Как-то мы возвращались домой с первой встречи одноклассников после пяти лет окончания школы. Вошли в троллейбус с задней площадки. Мне хотелось отделиться, остаться с ним там, где меньше пассажиров, нечаянно его касаться в троллейбусе бэушном; наверное, с ходу придумала и произнесла: люблю смотреть, как дорога убегает назад. Он тотчас парировал: мол, всегда смотрит только вперёд, и прошёл в салон.

Он не умеет врать.

На другой встрече в заштатном кафе он сидел среди одноклассников, как старший брат в стайке первоклашек. Причём не выпячивал свою успешность, не покровительствовал, так само собой выходило. Он снова слыл лучшим или просто им оставался. В полутёмном подвале его белый свитер на тугих плечах, белое пятно на чёрном, виднелся с любой точки танцпола, где меня кружил парень, хвастая, сколько патентов получил за свои рационализаторские находки и хмельно шепча на ухо, как нравилась ему со второго полугодия седьмого класса по первое девятого. О, мальчики, о сверстники седые, кого-то нет уже из нас в живых. Мы стали давным-давно другими. А вы все видите в нас девочек своих. Он пару раз оглянулся на танцпол, но не скажу, в мою ли сторону: глаз Тамерлановых в темноте не разглядеть.

И что мы имеем, так и не научившись жить? Какими чистыми были в начале, как нынче мы все обмельчали…
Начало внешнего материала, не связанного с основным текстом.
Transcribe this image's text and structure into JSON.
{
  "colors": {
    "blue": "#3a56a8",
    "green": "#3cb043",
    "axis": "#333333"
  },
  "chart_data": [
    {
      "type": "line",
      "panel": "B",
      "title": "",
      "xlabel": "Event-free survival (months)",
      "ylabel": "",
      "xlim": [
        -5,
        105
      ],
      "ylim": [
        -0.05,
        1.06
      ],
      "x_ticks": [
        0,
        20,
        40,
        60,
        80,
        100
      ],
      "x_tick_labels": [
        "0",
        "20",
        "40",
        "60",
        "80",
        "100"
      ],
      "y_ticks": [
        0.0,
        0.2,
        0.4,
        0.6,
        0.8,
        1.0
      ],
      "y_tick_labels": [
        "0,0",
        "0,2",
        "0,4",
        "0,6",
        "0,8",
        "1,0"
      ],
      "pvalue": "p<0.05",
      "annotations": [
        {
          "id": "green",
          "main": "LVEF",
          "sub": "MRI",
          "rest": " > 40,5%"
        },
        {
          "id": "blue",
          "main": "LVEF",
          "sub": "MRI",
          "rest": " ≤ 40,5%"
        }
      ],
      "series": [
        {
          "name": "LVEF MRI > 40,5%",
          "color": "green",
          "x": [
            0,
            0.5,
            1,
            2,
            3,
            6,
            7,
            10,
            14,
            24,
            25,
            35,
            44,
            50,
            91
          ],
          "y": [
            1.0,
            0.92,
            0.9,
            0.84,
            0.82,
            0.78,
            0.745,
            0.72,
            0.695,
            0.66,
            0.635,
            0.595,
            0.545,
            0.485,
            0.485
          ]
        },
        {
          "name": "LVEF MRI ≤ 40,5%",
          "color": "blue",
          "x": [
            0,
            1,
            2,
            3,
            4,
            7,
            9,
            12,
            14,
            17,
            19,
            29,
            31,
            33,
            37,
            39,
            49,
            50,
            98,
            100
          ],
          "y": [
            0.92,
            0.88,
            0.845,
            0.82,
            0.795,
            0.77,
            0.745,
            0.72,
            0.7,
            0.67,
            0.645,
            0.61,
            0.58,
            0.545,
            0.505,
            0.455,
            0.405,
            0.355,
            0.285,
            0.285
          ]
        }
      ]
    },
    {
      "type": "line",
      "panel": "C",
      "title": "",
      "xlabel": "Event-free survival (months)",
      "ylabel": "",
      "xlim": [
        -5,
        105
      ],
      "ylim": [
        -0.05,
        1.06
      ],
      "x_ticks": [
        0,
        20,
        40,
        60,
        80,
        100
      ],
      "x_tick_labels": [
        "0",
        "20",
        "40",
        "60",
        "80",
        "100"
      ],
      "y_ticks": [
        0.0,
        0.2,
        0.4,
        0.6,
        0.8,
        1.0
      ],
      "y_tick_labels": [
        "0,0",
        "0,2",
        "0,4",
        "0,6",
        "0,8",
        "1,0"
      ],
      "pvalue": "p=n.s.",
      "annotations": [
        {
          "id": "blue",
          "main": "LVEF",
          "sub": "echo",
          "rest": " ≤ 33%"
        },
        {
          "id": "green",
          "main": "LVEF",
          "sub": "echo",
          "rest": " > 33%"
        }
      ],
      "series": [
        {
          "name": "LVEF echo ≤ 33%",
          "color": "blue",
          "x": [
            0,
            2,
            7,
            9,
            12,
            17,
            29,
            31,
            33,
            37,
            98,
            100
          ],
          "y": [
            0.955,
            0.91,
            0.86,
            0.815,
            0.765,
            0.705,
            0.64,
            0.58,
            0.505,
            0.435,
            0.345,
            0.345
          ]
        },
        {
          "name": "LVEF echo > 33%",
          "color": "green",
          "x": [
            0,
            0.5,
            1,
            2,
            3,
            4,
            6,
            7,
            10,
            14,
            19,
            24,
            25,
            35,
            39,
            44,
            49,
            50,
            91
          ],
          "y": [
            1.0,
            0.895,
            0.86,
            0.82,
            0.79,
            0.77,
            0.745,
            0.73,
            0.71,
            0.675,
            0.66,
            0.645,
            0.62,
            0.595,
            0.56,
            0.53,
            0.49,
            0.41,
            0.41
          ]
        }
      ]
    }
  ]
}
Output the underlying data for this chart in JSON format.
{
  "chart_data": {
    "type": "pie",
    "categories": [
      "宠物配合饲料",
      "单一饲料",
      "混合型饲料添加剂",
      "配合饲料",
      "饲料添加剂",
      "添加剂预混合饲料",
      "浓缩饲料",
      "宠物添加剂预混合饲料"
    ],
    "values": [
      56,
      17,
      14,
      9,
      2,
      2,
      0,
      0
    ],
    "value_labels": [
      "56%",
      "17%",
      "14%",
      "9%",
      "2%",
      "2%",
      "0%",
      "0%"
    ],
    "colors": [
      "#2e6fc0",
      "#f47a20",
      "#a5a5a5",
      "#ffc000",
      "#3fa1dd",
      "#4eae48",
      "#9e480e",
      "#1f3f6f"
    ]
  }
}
В белом свитере – невозможность моя, несбыточность – жизнь моя не начавшаяся, частичка чьего-то чужого счастья, не причитавшаяся мне. Ах да, между нами вышел один разговор – нет, два. Разговоров, признаться, помню немало: мы запросто обсуждали даже пикантные темы. После выпускного гуляли всю ночь по району. Когда шли тополиной аллеей из всей толпы перестроились так, что оказались вдвоём, рука об руку. Он спросил, чего мы, девочки, хотим от парней. Я ответила: жизни. Чтобы если мне грозит опасность, мой парень мог рыцарски защитить меня, ни на секунду не струсив. Тогда он как-то сердито вгляделся в моё лицо, будто обиделся, будто уличил в эгоизме. Будто предчувствовал того, моего будущего солдатика, беспомощного желторотика, который не защитил, которому не простила, которого и сама защитить не сумела. А может быть, предчувствовал что-то своё, ситуацию, в какой другая девочка потребует от него рыцарства и жизни? Когда, спустя годы, я напомнила ему наш разговор в ночь выпускного, он ото всего отрёкся.

Теперь он повторял мне: ты роднее остальных, ты чуточку родная, как будто родной можно быть чуточку. Но признавался, что хотел бы совсем другой женщине подавать пальто, чтобы другая стелила ему постель. Ждал ту, какую захочется провожать домой по длинному пути – со мной он всякий раз выбирал самый прямой, короткий путь, у подъезда неизменно ласково обнимал и целовал куда-то в висок или ухо. И каждый раз подъездная дверь – свидетель и судья – наблюдала, как огорчённо-непорочно я поднималась по лестнице и как равнодушно и облегчённо он нырял в темноту переулков. Бесконечные эти наши проводы стали обрядом: он, я, город, ночные всхлипы электричек, встречно-пешеходное «дай прикурить» и ответное «не курю». Жесточайшая гордыня, отказы, чтобы я дала сыну его имя, отказы принять бесчисленные портреты, наброски снов, где угадывался он, мы вместе. И горчайшая слабость заблуждаться в его словах – «роднее остальных». Сны, грёзы, заблуждения – случайные касания на всех углах по дороге, как полупразднество. Вот теперь поняла в чём причины бессонницы, подступающей к горлу смуты и даже свежей приклеившейся морщины: слышать – как искушение, как бес попутал – сердцебиенье чужого тебе мужчины.